IT’S good to see a robust airing of vehement opinions on the future home of our local football side.

Meanwhile, despite Mrs May’s ugly speech last Tuesday (why not direct to Parliament?), I still await any answers – let alone remotely pragmatic and/or printable ones – to my eight specimen doubts about Brexit, as kindly published by you last October.

A number of our supine local MPs (Nicola Blackwood, Ed Vaizey) cower behind the flimsy falsehood that ‘The People Have Spoken’: hang on a moment!
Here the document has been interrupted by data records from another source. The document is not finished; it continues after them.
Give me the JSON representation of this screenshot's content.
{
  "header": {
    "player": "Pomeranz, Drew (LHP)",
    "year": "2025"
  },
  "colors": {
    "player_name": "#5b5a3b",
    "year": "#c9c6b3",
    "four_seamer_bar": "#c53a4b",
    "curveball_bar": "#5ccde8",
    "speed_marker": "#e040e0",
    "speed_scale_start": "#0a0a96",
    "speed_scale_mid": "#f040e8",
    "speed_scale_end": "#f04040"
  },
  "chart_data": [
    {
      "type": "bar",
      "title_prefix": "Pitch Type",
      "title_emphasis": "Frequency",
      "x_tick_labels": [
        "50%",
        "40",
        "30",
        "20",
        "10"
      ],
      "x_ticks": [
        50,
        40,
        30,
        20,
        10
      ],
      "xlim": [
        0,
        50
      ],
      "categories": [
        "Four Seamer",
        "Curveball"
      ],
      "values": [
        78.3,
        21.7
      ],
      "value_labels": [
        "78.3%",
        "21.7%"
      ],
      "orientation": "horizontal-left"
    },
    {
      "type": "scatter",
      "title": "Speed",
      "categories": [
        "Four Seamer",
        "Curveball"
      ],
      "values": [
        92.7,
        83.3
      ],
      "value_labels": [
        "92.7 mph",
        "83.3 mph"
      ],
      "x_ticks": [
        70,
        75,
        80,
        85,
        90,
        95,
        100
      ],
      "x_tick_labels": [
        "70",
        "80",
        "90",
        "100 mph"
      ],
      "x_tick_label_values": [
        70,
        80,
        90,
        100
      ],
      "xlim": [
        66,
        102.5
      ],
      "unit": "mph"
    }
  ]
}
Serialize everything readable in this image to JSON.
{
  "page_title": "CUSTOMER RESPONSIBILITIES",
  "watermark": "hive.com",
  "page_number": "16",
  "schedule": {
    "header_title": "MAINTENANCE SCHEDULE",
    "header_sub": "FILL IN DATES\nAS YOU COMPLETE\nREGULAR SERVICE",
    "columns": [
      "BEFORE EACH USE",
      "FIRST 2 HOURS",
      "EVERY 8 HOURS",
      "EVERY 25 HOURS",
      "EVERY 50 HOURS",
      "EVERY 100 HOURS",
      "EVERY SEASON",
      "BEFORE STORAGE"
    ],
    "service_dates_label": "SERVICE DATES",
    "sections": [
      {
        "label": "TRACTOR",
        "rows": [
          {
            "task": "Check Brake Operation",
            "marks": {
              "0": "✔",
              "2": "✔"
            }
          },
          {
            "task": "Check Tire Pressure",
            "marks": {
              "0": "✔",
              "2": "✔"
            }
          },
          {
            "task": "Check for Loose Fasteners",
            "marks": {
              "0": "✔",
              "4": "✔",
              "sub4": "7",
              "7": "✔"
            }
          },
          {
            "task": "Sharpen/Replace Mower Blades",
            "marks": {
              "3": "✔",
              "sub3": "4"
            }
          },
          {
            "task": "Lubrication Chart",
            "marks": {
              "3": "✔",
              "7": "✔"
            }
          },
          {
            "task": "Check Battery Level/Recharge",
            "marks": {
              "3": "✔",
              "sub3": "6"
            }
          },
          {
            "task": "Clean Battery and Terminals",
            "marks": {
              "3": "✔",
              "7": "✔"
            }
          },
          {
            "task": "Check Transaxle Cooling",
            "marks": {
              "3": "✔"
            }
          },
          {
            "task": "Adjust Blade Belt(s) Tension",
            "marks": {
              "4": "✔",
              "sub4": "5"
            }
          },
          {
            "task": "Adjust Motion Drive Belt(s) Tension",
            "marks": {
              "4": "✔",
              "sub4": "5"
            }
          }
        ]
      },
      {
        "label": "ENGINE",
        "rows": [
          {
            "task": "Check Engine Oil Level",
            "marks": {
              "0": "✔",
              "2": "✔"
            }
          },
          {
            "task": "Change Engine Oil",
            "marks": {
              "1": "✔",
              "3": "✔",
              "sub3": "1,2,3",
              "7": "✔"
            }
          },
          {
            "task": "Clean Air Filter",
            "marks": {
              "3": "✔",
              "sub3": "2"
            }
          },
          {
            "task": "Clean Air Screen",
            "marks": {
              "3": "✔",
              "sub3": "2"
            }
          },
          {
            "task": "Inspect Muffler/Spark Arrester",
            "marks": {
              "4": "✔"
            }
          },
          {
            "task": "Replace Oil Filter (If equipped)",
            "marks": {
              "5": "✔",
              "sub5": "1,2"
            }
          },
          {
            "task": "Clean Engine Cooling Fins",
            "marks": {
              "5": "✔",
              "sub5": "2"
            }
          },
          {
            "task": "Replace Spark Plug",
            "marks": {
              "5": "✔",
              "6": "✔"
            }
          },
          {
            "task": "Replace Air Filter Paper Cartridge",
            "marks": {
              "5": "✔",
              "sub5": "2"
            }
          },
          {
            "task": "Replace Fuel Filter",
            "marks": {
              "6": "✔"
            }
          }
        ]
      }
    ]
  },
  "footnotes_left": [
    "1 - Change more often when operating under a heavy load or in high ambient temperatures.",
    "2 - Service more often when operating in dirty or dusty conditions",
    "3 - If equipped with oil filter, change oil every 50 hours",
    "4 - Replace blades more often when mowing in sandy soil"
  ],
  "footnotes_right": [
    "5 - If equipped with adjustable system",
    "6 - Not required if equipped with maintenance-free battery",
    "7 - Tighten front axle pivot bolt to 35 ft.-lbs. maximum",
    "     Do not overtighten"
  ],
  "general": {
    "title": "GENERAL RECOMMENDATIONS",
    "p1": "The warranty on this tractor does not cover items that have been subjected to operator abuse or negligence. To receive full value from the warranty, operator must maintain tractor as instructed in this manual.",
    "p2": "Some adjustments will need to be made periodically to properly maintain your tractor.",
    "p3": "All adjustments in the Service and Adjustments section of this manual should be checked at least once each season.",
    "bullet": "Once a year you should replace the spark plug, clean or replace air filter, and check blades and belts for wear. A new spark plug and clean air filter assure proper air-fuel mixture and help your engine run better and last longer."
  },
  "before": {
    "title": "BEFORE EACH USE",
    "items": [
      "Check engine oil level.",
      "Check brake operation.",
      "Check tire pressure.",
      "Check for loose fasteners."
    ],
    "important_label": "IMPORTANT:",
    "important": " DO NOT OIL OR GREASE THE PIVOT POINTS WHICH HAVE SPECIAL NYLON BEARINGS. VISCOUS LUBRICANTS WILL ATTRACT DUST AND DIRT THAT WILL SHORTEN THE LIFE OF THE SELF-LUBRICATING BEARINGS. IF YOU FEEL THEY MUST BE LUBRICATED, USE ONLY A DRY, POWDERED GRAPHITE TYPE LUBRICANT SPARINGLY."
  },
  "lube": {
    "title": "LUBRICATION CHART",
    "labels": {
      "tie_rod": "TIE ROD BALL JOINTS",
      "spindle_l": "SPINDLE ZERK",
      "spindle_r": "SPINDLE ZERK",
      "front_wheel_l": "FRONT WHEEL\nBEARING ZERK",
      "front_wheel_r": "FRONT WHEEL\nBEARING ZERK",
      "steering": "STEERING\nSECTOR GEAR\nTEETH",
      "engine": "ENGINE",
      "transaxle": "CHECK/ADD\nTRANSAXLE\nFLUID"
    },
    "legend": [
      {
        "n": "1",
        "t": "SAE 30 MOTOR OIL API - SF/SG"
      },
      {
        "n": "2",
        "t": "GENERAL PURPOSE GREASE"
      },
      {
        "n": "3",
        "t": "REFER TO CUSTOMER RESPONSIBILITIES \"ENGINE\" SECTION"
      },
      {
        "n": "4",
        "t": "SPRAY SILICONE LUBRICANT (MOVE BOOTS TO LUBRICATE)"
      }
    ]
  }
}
A 13:12 majority of the 72 per cent who voted as entitled to, ie 3/8 of the electorate … while Brits abroad and economically active EU citizens here (paying taxes, raising families) were given no say … merely opted ‘to leave the European Union’ in an ill-framed advisory referendum: no mention, let alone even broad working detail, about the Single Market or Customs Union for instance. 17m, but only that many (barely a quarter of the current 65 million ‘U’K population, indeed) were convinced to back an initiative whose dubious, clunky and potentially irrevocable workings are only coming to light six months later.

We meanwhile have a doubly-unelected Prime Minister dictating what she seems to think we all wanted, a Foreign Secretary whose tactlessness besmirches what little remains of our country’s dignity, and Article 50 seemingly set to go ahead with democratic discussion magnanimously allowed only after it’s too late to make any difference.

Typical post-factual putting of carts before horses, not to mention any stable (or should that be unstable?) door.

Oxford’s collective vote clearly reflected its more sanguine and cheerfully cosmopolitan outlook, yet precious little seems to be being done or said to stop the imminent hijack of our nation by what are patently the forces of falsehood (with their bus-borne fictistics and stridently counterfactual interpretation of the nature and outcome of the referendum).

Shame on us that a fellow Oxford graduate (a geographer once, though from her oblivion to distances in global location one might doubt even that), along with MPs who toe the suicidal party line rather than reflect or even listen to the rational viewpoint of the majority of their unfashionably ‘expert’ constituents, is making a true mock of democracy.

Come on, people: we and our neighbours and children deserve, and we can do, better than this looming shambles!